As viagens e a vida


O avião vai decolar. Os comissários de bordo checam os guarda-volumes. Estão todos travados? Sim. Os passageiros atendem aos chamados de ajustar os cintos. Está tudo em ordem? Sim. Iniciam-se as demonstrações de como proceder em caso de imprevistos: máscaras de oxigênio, coletes salva-vidas... E na mente dos passageiros agora surge a dúvida: E como estarão piloto e copiloto? Tranquilos? E a saúde mental e física? Esse é um elemento novo na preocupação dos viajantes.

Depois do acidente nos Alpes franceses, esse quesito ganhou a devida importância. “Mens sana in corpore sano” voltou a ocupar o mesmo grau de importância da experiência no ar da tripulação, dos quilômetros percorridos abaixo e acima das nuvens. E os passageiros por um tempo, ainda que curto, terão em mente que 149 ocupantes de uma aeronave foram conduzidos à morte por um copiloto que depressivamente a desejava, mas de forma espetacular para ser vista e comentada repetidamente pela mídia e pelo público, como soi acontecer nos dias atuais.

Esta é uma questão para ser debatida e explicada por especialistas da área da psicanálise, e este não é o espaço pelo qual circulo. Limito-me a tudo observar pela ótica de uma leiga que sou nestes assuntos, mas que tenta entender, pela lógica talvez, as loucuras humanas que sempre existiram e que tanto espanto causam àqueles que as presenciam como agora.

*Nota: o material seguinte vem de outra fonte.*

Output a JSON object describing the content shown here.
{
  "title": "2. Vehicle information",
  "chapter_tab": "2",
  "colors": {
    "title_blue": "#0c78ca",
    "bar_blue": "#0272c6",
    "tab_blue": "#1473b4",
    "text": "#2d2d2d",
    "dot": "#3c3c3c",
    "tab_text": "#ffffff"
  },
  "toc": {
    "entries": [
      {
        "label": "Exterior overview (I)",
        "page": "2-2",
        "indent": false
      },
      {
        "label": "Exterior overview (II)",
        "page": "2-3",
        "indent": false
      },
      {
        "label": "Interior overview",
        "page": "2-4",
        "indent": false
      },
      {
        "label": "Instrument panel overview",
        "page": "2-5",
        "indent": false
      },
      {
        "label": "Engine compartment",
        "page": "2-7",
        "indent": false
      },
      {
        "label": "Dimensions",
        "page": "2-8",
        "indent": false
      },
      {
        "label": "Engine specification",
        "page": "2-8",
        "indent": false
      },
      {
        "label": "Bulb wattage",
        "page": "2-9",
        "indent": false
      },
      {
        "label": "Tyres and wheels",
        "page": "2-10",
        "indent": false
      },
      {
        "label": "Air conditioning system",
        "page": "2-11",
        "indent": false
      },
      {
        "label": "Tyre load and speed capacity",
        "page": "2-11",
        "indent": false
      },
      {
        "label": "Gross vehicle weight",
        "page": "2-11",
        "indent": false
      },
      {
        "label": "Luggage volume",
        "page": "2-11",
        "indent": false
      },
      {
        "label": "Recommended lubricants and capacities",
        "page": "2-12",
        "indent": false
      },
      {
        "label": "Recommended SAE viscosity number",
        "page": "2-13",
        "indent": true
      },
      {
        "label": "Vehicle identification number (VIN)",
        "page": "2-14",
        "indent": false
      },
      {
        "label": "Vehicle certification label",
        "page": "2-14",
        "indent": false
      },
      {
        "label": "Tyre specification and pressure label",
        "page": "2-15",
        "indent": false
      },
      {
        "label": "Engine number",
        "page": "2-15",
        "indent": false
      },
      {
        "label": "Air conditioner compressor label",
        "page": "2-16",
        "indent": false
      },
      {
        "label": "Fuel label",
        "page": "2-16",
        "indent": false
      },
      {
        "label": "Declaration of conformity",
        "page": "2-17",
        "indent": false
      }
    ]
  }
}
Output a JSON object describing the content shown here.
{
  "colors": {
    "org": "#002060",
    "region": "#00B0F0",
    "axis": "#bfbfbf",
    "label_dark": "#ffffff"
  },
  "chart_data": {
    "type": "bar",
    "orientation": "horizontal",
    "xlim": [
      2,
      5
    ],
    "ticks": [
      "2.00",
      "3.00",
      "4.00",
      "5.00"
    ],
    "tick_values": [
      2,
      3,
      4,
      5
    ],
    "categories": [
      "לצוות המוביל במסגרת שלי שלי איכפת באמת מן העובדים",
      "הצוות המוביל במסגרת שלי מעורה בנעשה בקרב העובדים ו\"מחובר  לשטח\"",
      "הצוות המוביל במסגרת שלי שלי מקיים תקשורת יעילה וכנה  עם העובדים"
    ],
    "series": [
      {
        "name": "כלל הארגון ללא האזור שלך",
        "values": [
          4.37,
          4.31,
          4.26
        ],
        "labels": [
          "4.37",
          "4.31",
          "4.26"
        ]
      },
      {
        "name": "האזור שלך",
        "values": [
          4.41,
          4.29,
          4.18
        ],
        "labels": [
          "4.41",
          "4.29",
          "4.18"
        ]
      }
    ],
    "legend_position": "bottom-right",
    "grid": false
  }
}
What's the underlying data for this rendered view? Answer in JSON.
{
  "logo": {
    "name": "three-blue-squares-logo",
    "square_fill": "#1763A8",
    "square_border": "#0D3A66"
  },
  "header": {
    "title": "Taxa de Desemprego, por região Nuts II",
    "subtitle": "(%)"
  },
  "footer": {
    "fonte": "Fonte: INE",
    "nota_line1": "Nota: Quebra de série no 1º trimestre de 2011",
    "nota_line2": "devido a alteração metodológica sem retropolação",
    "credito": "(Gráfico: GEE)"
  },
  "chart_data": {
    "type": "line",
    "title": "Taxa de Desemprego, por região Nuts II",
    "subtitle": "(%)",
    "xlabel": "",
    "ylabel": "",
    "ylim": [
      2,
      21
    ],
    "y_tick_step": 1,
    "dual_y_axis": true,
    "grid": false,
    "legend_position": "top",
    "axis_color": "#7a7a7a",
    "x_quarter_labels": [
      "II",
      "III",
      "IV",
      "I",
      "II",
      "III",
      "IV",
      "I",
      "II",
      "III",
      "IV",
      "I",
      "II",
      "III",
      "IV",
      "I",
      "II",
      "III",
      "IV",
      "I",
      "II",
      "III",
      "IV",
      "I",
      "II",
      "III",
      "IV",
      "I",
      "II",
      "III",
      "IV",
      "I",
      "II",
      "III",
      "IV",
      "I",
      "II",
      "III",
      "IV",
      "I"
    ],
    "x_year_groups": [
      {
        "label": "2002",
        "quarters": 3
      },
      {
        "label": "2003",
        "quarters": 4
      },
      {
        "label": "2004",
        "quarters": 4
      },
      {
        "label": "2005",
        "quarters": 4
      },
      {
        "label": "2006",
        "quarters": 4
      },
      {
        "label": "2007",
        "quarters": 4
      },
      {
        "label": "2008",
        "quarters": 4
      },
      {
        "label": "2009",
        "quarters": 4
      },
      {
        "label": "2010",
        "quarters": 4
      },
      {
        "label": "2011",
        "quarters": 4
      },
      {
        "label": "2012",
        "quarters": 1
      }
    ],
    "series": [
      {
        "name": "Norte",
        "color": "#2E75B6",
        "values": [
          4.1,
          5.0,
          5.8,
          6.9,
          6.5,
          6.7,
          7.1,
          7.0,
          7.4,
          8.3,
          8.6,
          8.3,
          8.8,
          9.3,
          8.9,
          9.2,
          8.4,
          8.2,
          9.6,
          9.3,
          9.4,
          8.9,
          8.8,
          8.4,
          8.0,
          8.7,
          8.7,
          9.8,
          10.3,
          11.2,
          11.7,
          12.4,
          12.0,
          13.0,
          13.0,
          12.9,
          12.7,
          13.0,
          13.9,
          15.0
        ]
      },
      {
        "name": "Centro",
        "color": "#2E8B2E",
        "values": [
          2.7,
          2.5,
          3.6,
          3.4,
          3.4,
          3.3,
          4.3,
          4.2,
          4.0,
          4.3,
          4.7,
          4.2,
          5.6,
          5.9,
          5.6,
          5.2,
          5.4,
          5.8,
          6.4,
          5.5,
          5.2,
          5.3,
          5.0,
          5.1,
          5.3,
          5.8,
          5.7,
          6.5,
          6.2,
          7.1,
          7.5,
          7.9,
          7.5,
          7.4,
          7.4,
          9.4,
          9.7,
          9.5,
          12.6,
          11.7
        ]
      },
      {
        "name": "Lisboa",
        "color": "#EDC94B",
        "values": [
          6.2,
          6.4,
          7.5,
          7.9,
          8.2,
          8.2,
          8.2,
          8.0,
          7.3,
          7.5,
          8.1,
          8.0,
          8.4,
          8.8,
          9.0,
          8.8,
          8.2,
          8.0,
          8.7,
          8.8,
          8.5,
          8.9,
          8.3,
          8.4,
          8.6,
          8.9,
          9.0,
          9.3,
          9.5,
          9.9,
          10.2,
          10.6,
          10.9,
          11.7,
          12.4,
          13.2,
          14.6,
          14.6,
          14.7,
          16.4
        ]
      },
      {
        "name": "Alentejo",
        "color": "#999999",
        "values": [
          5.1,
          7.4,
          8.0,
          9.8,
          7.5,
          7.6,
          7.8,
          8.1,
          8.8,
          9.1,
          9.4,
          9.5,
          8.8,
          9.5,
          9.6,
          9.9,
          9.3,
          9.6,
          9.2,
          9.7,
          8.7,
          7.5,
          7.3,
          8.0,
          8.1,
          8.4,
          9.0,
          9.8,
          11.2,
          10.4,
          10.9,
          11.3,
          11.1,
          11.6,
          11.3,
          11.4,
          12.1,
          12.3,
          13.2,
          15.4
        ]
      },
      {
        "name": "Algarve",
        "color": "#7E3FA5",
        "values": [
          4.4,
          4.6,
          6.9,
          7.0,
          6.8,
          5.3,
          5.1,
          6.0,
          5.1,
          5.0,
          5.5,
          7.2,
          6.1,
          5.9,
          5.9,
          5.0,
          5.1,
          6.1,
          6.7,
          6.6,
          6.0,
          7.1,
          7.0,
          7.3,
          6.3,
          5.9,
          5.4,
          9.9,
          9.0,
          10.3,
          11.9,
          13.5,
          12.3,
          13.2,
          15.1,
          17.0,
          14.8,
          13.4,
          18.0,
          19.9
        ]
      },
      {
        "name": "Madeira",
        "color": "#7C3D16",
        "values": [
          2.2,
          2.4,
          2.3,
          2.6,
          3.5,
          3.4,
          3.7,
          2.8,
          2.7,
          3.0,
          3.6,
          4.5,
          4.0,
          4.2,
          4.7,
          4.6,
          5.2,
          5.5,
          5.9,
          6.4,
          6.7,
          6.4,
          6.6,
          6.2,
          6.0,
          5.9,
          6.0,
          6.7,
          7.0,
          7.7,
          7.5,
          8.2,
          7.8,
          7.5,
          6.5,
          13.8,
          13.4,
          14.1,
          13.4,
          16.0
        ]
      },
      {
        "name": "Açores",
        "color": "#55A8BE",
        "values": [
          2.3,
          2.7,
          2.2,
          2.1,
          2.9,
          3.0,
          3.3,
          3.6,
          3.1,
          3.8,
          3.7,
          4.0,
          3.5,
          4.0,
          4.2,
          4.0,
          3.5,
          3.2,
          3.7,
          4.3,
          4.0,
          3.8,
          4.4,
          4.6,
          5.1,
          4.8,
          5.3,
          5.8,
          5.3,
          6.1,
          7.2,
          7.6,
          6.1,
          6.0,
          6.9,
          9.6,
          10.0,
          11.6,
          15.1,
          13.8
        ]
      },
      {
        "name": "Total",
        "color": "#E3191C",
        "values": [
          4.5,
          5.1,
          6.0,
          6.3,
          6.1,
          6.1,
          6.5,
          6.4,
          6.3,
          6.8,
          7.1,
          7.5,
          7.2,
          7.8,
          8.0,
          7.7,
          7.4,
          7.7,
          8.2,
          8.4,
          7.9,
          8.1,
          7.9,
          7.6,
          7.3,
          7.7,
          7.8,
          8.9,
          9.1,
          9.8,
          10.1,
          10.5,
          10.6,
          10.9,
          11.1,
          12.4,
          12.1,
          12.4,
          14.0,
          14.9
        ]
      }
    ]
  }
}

São 149 vidas atiradas do alto e destroçadas no solo quando o que certamente desejavam era dar continuidade aos seus projetos de vida, aos seus sonhos, muitos deles acalentados por um longo período e que agora, interceptados pela alucinação desenfreada de um profissional das alturas, ali silenciaram para sempre.

Não pude deixar de pensar sobre isso voando para São Francisco, na Califórnia, onde passei uma agradável semana dividindo o tempo entre o pôr do sol do Pier 39, a belíssima vista que nos oferece a Golden Gate e a visita aos vinhedos de Napa Valley, no entorno, fazendo esse trajeto pela via férrea, o que representa um salto retroativo no tempo com um carro-restaurante que resgata o luxo dos viajantes do passado, tanto na decoração quanto nos pratos servidos e na sutil gentileza dos garçons que completam a harmonia entre os elementos que compõem o cenário. Foi uma Páscoa diferente sob o sol intenso que ilumina toda a Califórnia e o vento friíssimo que vem do Pacífico, cujo contraste ameniza os excessos e possibilita o prazeroso ir e vir dos passantes.

O tempo, contudo, passou rápido demais e chegou a hora de voltar para casa. A caminho do aeroporto eu me sentia em paz comigo e com o mundo. Em minha memória, o registro vivo das imagens vistas e vividas provocavam a sensação de que a vida é bela, sim, e que essa não é apenas uma frase de efeito, não é apenas um título de filme. É muito mais. E pensei ainda: se a tripulação de meu voo estiver tão feliz quanto eu, poderei ainda mais vezes voar em segurança entre as nuvens na busca de novas paisagens que me façam sentir a vida em toda a sua variância e plenitude e dividir, por meio dos relatos, esses bons momentos com os demais. A vida é bela, sim, e deve ser tratada com cuidado e com carinho.